In Sudan, control of visceral Leishmaniasis was suggested to be dependent on control of PKDL [7]. This was proved already in India [29]. It was documented by Thakur and colleagues that reduction in the incidence of PKDL followed the use of Amphotericin B for the treatment of VL [29]. In a clinical trial conducted recently in East Africa to evaluate the combination of SSG and paromomycin (PM) as a first line treatment for VL it was reported that PKDL incidence was reduced by 50% among the SSG and PM treated group compared to the SSG group [30]. The limitation of this study was that individuals were followed for 6 months only after treatment of VL, but further followup confirmed this outcome [Musa et al., under preparation]. Although the new combination showed reduction of the incidence by 50%, but it is difficult to extrapolate data to comment on its efficacy on PKDL. Although SSG is available, its toxicity, cost, and lengthy hospital stay have hampered its use as the first choice for treatment PKDL in Sudan. Its efficacy is related to prolonged treatment which may add to its toxicity and cost [1]. As a continuing effort of the Leishmaniasis Research Group/Sudan, Institute of Endemic Diseases, to find less costly, less toxic, and efficacious treatment PKDL, the use of Azoles, AmBisome, and immunochemotherapy were studied. The fact that Azoles (either as monotherapy or in combination) are attractive options because they can be taken orally had received much attention early on. Unfortunately, they did not show any promise [1, 23]. This failure is probably due to the fact that L. donovani survives the toxicity of azoles by using sterols from the host cells [1, 23]. AmBisome proved to be safe and efficacious [26, 28]. It reaches the skin in which it is engulfed by the macrophages where the Leishmania parasites reside. Its action is directly on the cell membrane of the parasites (Figures 1(a) and 1(b)). Although AmBisome is expensive but its high efficacy, the relatively short duration of treatment, the short hospital stay, and the negligible side effects makes it a useful first line drug to use (see Table 1).
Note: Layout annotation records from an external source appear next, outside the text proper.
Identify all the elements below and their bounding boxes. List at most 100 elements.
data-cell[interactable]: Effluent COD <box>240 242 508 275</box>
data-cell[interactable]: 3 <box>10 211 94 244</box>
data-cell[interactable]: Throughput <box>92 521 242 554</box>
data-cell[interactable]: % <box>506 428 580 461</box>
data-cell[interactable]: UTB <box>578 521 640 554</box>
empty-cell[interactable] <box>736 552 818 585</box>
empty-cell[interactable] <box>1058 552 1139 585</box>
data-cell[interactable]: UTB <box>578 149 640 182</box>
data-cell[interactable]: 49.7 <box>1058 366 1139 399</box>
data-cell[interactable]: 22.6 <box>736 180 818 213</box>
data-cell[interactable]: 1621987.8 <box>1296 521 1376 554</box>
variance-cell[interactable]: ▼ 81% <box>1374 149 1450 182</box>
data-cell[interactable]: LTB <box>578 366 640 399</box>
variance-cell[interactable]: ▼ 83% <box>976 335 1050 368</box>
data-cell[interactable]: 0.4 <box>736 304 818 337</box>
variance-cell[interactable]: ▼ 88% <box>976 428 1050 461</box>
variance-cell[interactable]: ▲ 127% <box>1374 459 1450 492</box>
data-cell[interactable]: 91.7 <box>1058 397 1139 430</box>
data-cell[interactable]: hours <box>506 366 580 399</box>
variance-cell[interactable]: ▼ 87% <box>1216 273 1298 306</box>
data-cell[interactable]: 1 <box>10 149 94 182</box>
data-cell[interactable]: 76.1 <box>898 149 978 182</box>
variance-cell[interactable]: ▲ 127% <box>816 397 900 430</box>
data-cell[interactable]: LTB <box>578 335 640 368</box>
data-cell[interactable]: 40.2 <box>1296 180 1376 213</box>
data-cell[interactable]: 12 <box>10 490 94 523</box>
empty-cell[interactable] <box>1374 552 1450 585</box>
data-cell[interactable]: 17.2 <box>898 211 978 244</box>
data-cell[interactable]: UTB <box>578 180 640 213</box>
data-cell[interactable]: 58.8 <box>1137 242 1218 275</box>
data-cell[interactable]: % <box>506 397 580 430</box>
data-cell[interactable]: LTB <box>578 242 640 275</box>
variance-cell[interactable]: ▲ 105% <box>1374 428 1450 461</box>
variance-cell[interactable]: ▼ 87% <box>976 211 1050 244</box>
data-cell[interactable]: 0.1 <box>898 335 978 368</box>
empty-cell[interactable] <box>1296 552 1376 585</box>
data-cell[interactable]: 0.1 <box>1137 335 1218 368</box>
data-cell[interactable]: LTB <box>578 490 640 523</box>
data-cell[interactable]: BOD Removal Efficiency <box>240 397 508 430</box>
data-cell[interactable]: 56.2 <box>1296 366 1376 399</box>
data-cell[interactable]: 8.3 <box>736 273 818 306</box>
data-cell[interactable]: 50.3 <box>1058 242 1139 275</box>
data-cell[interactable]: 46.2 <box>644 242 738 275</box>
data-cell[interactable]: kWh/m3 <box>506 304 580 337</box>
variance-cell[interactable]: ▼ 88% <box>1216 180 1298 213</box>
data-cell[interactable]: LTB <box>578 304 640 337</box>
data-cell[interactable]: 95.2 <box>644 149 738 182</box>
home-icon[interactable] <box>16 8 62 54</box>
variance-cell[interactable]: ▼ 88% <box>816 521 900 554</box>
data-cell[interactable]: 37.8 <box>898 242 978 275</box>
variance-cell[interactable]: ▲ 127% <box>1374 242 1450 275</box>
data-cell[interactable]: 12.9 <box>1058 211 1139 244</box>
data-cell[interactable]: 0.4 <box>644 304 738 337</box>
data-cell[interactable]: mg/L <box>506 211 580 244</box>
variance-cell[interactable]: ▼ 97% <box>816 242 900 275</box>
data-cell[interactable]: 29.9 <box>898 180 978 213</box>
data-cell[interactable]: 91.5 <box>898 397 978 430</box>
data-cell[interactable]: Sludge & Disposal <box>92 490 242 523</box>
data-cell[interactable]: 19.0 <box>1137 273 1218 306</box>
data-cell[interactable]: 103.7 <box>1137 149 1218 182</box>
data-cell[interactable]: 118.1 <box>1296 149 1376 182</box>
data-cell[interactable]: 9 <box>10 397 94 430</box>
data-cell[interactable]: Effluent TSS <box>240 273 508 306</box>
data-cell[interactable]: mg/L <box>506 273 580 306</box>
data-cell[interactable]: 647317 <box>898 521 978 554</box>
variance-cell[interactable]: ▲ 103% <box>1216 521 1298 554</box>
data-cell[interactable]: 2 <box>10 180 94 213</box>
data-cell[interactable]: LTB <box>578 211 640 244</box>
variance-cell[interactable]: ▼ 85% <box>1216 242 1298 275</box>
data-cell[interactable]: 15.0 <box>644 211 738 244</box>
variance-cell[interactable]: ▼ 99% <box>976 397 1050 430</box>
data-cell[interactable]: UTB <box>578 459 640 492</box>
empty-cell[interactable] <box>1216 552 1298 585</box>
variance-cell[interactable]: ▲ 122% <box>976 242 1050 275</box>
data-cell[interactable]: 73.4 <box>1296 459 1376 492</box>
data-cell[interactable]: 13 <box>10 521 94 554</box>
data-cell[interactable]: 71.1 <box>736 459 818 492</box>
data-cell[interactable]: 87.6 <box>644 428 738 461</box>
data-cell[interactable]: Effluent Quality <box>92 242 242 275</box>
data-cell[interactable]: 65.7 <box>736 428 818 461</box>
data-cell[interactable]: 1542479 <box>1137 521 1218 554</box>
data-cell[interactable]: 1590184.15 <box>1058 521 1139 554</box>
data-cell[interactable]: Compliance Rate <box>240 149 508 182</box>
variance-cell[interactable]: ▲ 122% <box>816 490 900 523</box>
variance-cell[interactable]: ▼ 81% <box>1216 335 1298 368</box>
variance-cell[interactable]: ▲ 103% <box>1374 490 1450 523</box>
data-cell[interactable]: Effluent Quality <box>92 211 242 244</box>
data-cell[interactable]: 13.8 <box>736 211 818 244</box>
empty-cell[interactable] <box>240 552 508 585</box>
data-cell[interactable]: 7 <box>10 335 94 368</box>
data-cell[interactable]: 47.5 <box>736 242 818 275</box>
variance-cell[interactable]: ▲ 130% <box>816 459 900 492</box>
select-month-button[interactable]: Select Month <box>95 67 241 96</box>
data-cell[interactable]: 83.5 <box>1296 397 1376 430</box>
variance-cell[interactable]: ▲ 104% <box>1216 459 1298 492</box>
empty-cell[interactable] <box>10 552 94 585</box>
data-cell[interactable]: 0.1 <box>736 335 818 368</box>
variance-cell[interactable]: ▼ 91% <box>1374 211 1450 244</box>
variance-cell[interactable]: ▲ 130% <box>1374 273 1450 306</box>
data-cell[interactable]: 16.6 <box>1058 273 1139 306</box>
Immunochemotherapy has proven effective in healing the lesions of persistent PKDL cases in a relatively shorter duration compared to SSG alone [16]. It was tried on the background that the pathogenesis of PKDL is immunologically mediated. The immunochemotherapy accelerates healing by shifting the immune response from Th2 or Th1/Th2 to Th1 as evidenced by conversion in Leishmanin skin reaction and production of high IFN-γ and low IL-10 in peripheral blood mononuclear cells stimulated by Leishmania antigens [16]. With all the problems involved in vaccine importation from abroad or in making it locally, immunochemotherapy cannot be the best option for now. Unpublished data from Sudan showed that Amphotericin B is very toxic, intolerable, and difficult to handle (personal communication). In view of high cost of AmBisome, and the logistics of making the vaccine available and failure of other treatment options, an alternative of combining SSG with paromomycin, which is a cheap and readily available drug is important, but it is not certain whether this combination will be of promise to treat PKDL lesions within a reasonable treatment duration.

5. Recommendations

AmBisome at a dose of 2.5 mg/kg/day intravenously for 20 days is safe and can markedly reduce hospital stay. It is therefore considered a first-line treatment. Intravenous or intramuscular SSG at a dose of 20 mg/kg/day for 40 days plus weekly intradermal injection of alum-precipitated autoclave Leishmania major vaccine for 4 weeks is suggested as the a second form of treatment. Alternatively, 60 or more days of SSG after complete cardiovascular and liver function assessment can be the last resort. This is in line with the recommendation made by the WHO expert committee of PKDL treatment in East Africa with minor modification [31].